Saturday, April 30, 2011

"Who cares, it's done, end of story, will probably be fine . . ."

On Friday, April 16, 2010, BP engineer Brett Cocales wrote in an e-mail:

"Even if the hole is perfectly straight, a straight piece of pipe even in tension will not seek the perfect center of the hole unless it has something to centralize it.

But, who cares, it's done, end of story, will probably be fine, and we'll get a good cement job.  I would rather have to squeeze that set stuck above the {wellhead}.  So Guide is right on the risk/reward equation."

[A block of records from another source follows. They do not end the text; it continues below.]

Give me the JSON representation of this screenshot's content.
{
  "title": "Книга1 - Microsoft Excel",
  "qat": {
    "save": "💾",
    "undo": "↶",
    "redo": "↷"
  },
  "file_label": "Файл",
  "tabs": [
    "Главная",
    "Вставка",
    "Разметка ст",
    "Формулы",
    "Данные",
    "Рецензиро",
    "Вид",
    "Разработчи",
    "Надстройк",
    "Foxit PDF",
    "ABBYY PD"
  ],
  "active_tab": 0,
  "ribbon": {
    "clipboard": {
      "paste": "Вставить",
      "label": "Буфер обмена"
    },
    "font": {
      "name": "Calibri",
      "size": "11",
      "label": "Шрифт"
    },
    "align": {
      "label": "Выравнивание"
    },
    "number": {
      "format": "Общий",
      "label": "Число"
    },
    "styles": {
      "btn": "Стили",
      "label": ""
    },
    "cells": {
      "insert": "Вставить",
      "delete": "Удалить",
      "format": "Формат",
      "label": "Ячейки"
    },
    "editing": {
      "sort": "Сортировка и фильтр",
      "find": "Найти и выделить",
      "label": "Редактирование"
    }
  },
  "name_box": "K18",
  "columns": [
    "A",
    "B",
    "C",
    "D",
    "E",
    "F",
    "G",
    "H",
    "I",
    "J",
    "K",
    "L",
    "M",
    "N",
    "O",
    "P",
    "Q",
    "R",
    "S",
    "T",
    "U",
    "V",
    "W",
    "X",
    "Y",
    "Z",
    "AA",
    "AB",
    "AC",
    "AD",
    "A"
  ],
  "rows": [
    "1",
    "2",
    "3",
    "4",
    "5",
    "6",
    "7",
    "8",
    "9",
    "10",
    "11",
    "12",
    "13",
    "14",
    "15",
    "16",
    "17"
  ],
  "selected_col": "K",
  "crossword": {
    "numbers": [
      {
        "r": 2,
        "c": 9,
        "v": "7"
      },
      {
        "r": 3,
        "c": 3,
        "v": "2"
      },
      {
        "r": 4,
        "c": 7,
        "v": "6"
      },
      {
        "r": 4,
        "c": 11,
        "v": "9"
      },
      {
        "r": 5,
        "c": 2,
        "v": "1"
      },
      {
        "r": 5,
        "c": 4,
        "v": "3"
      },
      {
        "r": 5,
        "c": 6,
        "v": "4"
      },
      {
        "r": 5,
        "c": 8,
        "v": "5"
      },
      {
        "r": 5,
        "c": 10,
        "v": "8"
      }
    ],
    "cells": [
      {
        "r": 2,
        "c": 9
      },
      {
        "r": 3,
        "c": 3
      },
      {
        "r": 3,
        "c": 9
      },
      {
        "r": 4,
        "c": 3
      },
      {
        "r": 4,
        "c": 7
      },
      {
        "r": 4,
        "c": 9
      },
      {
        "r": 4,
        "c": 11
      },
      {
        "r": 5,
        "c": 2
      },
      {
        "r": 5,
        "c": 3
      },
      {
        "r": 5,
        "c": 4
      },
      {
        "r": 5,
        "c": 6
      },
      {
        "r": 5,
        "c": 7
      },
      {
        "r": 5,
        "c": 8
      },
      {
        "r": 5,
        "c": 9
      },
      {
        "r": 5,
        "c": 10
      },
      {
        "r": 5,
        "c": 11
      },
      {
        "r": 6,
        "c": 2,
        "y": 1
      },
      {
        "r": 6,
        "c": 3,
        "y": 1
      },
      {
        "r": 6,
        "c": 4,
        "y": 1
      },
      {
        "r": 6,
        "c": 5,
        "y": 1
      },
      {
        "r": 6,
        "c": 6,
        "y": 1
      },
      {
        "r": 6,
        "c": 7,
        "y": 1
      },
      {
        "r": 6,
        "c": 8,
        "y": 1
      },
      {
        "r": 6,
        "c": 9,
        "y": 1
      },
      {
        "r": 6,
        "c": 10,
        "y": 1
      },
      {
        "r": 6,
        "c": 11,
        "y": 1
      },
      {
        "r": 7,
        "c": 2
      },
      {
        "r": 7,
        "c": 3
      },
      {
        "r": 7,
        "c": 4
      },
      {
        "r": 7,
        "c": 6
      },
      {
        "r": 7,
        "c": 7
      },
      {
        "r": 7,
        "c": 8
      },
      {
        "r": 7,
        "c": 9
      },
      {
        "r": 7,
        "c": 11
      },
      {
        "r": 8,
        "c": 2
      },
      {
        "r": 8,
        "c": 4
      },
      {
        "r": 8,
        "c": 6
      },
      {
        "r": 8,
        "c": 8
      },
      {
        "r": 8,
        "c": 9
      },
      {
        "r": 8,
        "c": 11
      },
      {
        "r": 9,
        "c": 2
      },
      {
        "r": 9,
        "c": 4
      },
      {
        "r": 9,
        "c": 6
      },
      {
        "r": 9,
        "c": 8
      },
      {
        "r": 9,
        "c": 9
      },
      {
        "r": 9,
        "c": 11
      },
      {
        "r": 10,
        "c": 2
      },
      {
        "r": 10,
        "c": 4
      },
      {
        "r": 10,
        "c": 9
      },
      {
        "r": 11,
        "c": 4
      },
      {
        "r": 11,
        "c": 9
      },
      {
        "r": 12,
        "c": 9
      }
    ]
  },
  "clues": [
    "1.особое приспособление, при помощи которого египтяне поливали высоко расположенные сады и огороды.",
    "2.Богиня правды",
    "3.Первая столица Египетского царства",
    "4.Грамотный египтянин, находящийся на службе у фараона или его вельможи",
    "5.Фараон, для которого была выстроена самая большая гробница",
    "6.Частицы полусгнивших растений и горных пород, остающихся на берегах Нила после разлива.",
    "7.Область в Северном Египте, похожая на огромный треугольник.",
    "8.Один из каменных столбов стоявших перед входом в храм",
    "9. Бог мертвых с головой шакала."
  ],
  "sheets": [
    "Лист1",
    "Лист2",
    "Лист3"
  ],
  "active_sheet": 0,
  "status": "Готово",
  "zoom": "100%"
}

As Joel Achenbach points out is his excellent book, A Hole at the Bottom of the Sea:The Race to Kill the BP Oil Gusher - - what a disaster this e-mail was.  The book looks at the BP disaster from the engineer's perspective.  Achenbach writes the following about e-mail and words:

"Words are like overpressurized reservoirs.  They can explode.  Words can go rogue, off the reservation, gamboling about the media landscape, pillaging and plundering - - a mess of mixed metaphors being any one possible nightmare.  All that anyone would remember of the April 16 Cocales' e-mail was that awful verbal shrug:"

Who cares, it's done, end of story, will probably be fine . . .

I think words really make a difference - - what you say, how you say it.  A lot of energy needs to go into how you present the idea, the issue, the problem, the solution - - especially in the age of e-mail that lives forever.